In 1963, he sang with the National Orchestra of New Zealand at the Civic Theatre in Christchurch. In 1965, he toured Australia and New Zealand with nine shows in two weeks as the soloist in Handel's Messiah. At the time, newspapers reported his intention to go to Munich in mid-1966 for more training and to explore his opportunities.
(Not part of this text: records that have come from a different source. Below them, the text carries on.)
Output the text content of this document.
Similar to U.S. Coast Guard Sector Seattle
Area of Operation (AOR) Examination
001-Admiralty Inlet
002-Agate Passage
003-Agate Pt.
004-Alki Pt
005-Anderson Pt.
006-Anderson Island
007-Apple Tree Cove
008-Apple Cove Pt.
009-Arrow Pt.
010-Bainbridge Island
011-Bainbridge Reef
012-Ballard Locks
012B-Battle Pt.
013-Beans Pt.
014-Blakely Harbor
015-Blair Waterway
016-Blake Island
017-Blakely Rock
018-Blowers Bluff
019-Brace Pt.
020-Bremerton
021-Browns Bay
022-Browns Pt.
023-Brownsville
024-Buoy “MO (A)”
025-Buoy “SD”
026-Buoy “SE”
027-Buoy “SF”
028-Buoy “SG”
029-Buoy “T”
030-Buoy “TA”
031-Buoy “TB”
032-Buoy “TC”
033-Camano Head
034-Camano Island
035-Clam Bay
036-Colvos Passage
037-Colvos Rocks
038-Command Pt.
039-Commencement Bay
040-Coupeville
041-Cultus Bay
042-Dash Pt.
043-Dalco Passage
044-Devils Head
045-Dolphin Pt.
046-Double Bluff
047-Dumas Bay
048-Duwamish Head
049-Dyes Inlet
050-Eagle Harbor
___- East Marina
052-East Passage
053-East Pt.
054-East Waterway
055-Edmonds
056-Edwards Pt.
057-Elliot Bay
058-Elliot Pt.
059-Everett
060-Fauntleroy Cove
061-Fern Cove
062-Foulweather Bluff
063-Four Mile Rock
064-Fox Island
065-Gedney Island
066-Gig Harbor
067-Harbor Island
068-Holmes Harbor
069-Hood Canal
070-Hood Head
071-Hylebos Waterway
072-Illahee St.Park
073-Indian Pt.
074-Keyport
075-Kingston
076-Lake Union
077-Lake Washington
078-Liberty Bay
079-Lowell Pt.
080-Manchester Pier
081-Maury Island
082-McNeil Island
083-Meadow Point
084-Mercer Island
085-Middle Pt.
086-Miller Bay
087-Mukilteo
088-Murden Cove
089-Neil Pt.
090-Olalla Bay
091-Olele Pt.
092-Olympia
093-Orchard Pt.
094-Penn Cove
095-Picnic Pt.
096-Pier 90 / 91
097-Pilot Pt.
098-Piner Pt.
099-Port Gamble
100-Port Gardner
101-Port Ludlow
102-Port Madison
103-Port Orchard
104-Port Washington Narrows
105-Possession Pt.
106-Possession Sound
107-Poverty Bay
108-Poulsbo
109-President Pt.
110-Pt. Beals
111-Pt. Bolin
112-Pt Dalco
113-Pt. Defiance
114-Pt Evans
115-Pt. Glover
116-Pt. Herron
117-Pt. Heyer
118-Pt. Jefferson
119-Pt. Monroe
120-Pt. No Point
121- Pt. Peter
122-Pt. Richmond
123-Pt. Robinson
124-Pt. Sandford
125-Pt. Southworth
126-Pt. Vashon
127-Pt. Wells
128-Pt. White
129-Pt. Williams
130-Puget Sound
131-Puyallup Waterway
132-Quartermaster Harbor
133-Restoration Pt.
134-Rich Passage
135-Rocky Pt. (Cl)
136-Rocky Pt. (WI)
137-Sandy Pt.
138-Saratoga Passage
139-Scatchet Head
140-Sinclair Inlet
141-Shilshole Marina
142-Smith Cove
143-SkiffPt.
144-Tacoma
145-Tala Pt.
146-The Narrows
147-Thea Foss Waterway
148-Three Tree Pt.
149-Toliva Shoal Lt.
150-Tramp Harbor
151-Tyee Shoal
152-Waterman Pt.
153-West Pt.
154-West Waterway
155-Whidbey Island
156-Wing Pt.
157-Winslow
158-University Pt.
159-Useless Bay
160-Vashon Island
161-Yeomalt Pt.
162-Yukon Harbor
In early 1966, he performed again with the renamed NZBC Symphony Orchestra.

=== Vienna Volksoper and European career ===
Baillie's first European engagement in 1966 was as soloist with the London Emmanuel Choir, followed the same year by Monteverdi's Vespers of the Blessed Virgin in Barcelona, Spain.

In 1966, Baillie relocated to Vienna, Austria.' He joined the Vienna Volksoper on an initial two year contract and began to learn German.' Baillie debuted on 9 January 1967 with a 13 word performance as a peasant in Halka.'

Over a two decade career with the Volksoper, Baillie performed in over 70 productions, ranging from Mozart and Verdi to operetta and contemporary Austrian works. Notable roles included Albert in Albert Herring, Camille in The Merry Widow, Wenzel in The Bartered Bride, and Basilio in The Marriage of Figaro.

Baillie also performed at Glyndebourne, Wexford, Barcelona, Brussels, and with major orchestras including the Vienna Philharmonic. He appeared at the Royal Albert Hall in London and sang in oratorio performances including Messiah, War Requiem, and Franz Schmidt's The Book with Seven Seals. Baillie also worked extensively in the Netherlands, Germany, Norway, the United Kingdom, Ireland, France, Italy, Spain, Croatia (touring Mahler's Das Lied von der Erde with the Zagreb Philharmonic Orchestra), and the United States (performing with the Mormon Tabernacle Choir). He participated in the Volksoper operetta tour of Japan in 1979.

Baillie appeared frequently on Austrian radio, including the Heinz Conrads Show, and in Australia and New Zealand in recitals and broadcast programmes, notably Opera of the Week in New Zealand. In 1985, a documentary titled Peter Baillie's Vienna was filmed in Vienna about his cultural contributions, directed by Peter Coates and the production company TVNZ.

=== Return to New Zealand ===
In 1988, Baillie returned to New Zealand, where he remained active in concerts and teaching. He also served as a judge for the Wellington schools German language competitions at Victoria University of Wellington.

==Personal life==
Baillie married Australian Lois Noel in 1964. The couple had two sons.

Baillie died on 18 June 2025 in Wellington, aged 91.

== Awards and honours ==
On 5 October 1987, Baillie was awarded the title of Kammersänger by the Vienna Volksoper.

== Works ==
Baillie made numerous recordings, including several LPs with the London Emmanuel Choir and one with Teresa Stich-Randall.

Although primarily known for live performances, selected recordings of Baillie's work are available online.